Investigation of Real-Time Capabilities of the Qualcomm Snapdragon 8 for a Fourier-Based Imaging Algorithm
Author(s) -
Franz Richter,
Edgar Manfred Gustav Dorausch,
Cornelius Kuhnol,
Pascal Stover,
Omid Chaghaneh,
Julian Kober,
Tonnis Trittler,
Paul-Henry Koop,
Klaus Knobloch,
Jochen Hampe,
Gerhard Fettweis,
Moritz Herzog,
Richard Nauber
Publication year - 2025
Publication title -
ieee open journal of ultrasonics, ferroelectrics, and frequency control
Language(s) - English
Resource type - Magazines
DOI - 10.1109/ojuffc.2025.3613273
Subject(s) - fields, waves and electromagnetics
Point-of-Care Ultrasound (PoCUS) devices have the potential to enable safe, fast and cost-efficient medical imaging, which can democratize access to medical diagnostics. However, achieving high image quality and real-time performance despite the significant resource constraints of mobile devices is essential for clinical adoption. Fourier-Based Imaging (FBI) is emerging as an alternative to the simple and well established delay-and-sum (DAS) beamforming, as it promises improved image quality albeit higher computational effort. This work investigates an efficient implementation of FBI and evaluates the performance on a Qualcomm Snapdragon 8 system-on-chip (SoC) CPU and GPU using a synthetic radiofrequency (RF) ultrasound dataset.

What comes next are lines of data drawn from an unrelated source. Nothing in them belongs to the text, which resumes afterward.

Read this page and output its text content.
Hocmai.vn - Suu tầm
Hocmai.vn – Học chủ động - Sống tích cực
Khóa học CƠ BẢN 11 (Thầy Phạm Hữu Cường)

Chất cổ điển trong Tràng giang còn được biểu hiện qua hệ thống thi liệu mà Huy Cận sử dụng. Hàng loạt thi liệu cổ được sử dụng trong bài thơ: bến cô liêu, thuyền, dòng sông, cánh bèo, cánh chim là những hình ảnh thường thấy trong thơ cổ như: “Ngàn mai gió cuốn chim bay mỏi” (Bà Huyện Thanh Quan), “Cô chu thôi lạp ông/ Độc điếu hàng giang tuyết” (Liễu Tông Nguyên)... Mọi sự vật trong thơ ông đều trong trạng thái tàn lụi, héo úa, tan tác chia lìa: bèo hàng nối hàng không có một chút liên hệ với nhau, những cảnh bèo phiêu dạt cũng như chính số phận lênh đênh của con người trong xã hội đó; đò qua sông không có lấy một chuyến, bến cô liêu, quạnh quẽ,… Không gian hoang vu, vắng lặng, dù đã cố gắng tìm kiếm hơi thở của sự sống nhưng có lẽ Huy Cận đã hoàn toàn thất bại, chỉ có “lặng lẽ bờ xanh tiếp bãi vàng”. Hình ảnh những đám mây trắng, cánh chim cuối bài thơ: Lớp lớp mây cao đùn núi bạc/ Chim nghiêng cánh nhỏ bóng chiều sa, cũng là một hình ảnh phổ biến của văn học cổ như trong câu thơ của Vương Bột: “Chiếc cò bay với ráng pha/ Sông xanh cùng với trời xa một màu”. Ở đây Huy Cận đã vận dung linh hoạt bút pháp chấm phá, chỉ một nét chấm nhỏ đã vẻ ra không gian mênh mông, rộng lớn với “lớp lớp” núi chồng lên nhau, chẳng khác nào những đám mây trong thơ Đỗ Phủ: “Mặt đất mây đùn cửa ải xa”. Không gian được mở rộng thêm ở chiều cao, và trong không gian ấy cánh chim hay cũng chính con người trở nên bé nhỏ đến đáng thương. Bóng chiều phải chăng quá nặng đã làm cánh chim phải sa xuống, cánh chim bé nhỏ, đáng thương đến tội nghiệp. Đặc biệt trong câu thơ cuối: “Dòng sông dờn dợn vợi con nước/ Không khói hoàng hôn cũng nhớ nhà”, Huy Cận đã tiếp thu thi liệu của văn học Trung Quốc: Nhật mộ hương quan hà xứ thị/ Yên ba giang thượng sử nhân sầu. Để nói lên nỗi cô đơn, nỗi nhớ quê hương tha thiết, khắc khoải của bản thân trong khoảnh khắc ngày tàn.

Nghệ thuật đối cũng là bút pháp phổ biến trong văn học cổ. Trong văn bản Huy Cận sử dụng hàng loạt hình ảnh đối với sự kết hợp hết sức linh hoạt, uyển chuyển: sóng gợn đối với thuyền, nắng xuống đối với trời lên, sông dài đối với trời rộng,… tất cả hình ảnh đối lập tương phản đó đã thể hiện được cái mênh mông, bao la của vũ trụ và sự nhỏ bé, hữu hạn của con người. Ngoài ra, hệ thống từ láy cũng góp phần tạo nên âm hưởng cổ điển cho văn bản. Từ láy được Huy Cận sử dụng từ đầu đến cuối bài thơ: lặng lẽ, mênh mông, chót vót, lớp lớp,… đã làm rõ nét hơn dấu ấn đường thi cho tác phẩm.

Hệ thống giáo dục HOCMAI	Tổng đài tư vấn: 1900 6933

CPU profiling identified the real-to-complex (r2c) Fast Fourier Transform (FFT) as a primary bottleneck, with optimizations reducing runtime from 2993 ms to 892 ms per frame. GPU acceleration via the clFFT library and a custom OpenCL kernel for k-space processing, enhanced through kernel fusion, constant memory usage, and instruction-level tuning, further reduced runtime to 388 ms, a 2.86x speed-up over the optimized CPU version. Although 30 fps real-time performance was not reached under these imaging parameters (2.58 fps), reducing the number of transmitters increased throughput to approximately 6 fps at the expense of image fidelity. These results demonstrate the mobile GPU’s potential for FBI and suggest that real-time execution on next-generation SoCs is within reach.